Customization and extension of functionality
DataLad provides numerous commands that cover many use cases. However, there will always be a demand for further customization or extensions of built-in functionality at a particular site, or for an individual user. DataLad addresses this need with a mechanism for extending particular DataLad functionality, such as metadata extractor, or providing entire command suites for a specialized purpose.
As the name suggests, a DataLad extension package is a proper Python package. Consequently, there is a significant amount of boilerplate code involved in the creation of a new DataLad extension. However, this overhead enables a number of useful features for extension developers:
extensions can provide any number of additional commands that can be grouped into labeled command suites, and are automatically exposed via the standard DataLad commandline and Python API
extensions can define entry_points for any number of additional metadata extractors that become automatically available to DataLad
extensions can define entry_points for their test suites, such that the standard datalad create command will automatically run these tests in addition to the tests shipped with DataLad core
extensions can ship additional dataset procedures by installing them into a directory
resources/procedures
underneath the extension module directory
Using an extension
A DataLad extension is a standard Python package. Beyond installation of the package there is no additional setup required.

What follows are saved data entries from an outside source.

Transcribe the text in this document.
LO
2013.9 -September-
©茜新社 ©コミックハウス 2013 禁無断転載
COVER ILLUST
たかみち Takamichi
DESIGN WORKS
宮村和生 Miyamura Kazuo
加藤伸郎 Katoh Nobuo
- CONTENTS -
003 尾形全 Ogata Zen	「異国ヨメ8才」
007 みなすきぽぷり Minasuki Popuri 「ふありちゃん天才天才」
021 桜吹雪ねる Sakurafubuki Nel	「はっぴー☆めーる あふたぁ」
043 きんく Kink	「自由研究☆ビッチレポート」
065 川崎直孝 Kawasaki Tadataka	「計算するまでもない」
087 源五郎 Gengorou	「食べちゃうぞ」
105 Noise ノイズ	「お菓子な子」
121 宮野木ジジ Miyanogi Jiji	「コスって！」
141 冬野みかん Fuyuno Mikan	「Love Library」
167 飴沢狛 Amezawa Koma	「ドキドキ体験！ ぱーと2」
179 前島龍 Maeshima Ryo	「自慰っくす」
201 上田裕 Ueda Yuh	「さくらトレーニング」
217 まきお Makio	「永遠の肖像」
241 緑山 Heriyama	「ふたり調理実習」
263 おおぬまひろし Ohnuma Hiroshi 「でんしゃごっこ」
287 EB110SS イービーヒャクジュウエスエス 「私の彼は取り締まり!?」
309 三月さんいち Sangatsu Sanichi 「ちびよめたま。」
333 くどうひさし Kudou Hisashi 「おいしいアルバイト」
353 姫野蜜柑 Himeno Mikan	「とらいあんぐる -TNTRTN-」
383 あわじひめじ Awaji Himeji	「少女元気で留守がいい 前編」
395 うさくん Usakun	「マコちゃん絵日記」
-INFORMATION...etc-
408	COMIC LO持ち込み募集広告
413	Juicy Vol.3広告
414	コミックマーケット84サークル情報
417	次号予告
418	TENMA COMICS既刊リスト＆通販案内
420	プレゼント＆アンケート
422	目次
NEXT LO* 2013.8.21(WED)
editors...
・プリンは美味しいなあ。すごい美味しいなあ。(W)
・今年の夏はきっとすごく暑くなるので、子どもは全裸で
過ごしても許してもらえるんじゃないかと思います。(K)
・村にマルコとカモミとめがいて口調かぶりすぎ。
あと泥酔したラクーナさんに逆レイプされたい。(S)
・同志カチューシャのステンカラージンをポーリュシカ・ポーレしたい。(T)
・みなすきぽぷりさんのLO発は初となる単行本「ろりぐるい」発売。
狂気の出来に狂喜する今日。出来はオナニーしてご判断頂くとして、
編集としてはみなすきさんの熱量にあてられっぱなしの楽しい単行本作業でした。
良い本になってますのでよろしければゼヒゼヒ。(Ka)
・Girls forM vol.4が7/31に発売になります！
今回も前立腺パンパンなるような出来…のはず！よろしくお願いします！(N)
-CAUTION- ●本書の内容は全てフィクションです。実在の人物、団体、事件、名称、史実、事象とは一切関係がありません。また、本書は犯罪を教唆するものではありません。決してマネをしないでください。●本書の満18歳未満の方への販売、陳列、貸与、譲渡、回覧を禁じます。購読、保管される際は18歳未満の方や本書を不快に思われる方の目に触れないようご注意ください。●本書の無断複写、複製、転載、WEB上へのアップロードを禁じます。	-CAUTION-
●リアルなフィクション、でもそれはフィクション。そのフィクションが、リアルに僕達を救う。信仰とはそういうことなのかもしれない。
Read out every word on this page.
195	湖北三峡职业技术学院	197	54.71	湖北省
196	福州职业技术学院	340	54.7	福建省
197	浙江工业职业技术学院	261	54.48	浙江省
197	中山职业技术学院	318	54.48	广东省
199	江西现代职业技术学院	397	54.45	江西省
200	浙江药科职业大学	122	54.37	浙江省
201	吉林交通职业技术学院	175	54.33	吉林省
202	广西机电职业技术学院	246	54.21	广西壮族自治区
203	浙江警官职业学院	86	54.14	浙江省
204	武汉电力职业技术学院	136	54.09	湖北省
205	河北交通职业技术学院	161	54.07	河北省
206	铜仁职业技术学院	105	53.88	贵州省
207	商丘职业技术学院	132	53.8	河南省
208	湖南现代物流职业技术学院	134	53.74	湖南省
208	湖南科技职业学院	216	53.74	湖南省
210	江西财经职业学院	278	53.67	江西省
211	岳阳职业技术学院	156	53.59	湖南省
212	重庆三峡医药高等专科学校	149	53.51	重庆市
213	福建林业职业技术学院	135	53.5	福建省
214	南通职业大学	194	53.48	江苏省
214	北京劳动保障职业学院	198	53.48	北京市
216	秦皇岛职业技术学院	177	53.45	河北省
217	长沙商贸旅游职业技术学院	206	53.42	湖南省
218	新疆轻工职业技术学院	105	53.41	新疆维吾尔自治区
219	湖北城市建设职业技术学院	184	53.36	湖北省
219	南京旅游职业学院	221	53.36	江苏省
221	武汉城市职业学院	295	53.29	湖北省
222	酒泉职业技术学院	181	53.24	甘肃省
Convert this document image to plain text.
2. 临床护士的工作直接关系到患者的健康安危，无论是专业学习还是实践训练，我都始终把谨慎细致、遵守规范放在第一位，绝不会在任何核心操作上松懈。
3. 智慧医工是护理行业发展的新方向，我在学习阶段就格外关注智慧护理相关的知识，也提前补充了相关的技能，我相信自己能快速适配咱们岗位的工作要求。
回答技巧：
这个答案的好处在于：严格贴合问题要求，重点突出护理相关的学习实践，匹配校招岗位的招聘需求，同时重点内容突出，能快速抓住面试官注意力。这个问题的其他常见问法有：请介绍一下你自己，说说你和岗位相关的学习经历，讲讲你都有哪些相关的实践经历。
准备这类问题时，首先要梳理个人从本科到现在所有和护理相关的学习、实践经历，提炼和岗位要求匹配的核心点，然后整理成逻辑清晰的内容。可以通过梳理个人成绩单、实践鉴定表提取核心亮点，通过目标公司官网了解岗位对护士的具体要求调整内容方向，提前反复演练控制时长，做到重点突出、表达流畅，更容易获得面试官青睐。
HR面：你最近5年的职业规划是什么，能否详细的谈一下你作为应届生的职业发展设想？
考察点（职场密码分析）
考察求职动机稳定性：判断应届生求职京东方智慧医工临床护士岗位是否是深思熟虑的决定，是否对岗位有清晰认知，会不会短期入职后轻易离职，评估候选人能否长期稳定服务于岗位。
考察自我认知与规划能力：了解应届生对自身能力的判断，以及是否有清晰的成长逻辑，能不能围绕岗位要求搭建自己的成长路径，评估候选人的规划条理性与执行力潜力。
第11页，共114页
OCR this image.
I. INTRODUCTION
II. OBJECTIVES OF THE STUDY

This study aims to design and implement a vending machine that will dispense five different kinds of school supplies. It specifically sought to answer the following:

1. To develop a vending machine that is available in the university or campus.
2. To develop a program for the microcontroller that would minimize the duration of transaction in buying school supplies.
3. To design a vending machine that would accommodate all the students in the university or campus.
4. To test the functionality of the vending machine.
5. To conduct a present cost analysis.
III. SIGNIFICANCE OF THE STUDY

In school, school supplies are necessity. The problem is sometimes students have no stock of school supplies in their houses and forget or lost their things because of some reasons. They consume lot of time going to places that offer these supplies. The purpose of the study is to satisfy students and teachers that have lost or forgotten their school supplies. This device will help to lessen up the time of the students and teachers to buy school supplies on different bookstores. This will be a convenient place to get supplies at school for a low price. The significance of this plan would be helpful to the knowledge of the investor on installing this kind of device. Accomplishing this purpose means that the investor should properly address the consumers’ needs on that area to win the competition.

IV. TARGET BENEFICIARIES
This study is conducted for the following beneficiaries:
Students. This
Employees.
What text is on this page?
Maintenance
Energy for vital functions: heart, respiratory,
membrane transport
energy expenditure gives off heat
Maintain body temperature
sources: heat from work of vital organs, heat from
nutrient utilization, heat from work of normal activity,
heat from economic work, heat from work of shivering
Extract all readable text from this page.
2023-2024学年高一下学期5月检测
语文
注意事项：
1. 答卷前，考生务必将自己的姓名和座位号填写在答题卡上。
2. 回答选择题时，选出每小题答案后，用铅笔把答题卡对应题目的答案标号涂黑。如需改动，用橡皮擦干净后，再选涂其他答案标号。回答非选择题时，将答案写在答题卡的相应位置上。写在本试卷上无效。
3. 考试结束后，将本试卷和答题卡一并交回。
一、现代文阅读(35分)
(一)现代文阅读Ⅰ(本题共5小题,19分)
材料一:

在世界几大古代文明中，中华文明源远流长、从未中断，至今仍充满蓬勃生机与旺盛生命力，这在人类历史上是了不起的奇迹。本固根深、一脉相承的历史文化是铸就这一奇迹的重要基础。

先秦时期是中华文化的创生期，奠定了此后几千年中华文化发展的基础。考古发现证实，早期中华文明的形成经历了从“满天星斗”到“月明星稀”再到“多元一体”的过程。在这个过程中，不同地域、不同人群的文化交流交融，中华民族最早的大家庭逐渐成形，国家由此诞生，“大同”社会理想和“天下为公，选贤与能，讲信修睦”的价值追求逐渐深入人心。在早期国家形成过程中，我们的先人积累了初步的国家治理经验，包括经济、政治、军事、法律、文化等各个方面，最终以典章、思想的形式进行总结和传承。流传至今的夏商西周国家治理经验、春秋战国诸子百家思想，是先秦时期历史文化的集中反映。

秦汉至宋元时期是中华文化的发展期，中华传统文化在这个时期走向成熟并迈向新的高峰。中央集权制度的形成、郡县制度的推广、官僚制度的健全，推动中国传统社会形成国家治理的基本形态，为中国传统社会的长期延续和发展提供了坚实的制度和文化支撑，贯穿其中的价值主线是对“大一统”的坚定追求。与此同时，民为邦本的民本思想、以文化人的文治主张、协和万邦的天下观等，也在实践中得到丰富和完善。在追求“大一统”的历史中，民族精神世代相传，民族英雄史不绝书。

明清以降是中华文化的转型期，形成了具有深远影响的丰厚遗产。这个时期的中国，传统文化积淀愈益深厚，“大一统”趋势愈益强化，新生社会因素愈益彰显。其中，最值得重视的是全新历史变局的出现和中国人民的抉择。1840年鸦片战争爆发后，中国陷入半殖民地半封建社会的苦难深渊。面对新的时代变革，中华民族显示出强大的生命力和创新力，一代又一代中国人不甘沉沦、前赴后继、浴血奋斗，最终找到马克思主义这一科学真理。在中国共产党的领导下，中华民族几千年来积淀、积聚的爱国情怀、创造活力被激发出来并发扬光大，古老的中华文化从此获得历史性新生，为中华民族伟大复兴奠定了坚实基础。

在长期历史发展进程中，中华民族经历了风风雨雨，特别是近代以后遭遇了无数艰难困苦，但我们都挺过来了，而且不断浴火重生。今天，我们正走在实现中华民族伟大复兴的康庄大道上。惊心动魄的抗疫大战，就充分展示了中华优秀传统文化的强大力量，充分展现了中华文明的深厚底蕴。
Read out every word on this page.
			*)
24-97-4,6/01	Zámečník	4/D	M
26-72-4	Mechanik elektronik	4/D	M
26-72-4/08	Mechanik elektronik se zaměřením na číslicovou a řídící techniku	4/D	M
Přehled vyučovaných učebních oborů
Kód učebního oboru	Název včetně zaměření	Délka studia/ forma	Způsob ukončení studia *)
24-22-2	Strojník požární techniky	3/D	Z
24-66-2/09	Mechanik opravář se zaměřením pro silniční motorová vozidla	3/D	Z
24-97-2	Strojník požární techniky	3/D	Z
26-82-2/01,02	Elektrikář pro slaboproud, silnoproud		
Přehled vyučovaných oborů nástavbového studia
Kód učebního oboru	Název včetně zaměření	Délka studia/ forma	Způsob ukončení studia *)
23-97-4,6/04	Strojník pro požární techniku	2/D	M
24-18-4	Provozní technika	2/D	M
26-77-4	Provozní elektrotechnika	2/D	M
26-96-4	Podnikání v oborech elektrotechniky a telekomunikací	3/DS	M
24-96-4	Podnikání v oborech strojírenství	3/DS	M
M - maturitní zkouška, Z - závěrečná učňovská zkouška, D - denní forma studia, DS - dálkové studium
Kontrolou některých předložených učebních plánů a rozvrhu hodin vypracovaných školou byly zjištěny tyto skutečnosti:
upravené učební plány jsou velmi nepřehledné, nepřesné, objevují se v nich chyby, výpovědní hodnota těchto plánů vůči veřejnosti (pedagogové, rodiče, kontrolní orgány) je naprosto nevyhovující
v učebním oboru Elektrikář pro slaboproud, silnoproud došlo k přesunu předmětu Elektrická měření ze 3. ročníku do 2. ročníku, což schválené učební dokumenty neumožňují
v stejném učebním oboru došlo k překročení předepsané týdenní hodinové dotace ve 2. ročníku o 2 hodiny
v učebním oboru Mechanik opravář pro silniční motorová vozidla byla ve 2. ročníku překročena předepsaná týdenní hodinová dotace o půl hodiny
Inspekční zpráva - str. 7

Writing your own extensions
A good starting point for implementing a new extension is the “helloworld” demo extension available at https://github.com/datalad/datalad-extension-template. This repository can be cloned and adjusted to suit one’s needs. It includes:
a basic Python package setup
simple demo command implementation
Travis test setup
A more complex extension setup can be seen in the DataLad Neuroimaging extension: https://github.com/datalad/datalad-neuroimaging, including additional metadata extractors, test suite registration, and a sphinx-based documentation setup for a DataLad extension.
As a DataLad extension is a standard Python package, an extension should declare dependencies on an appropriate DataLad version, and possibly other extensions via the standard mechanisms.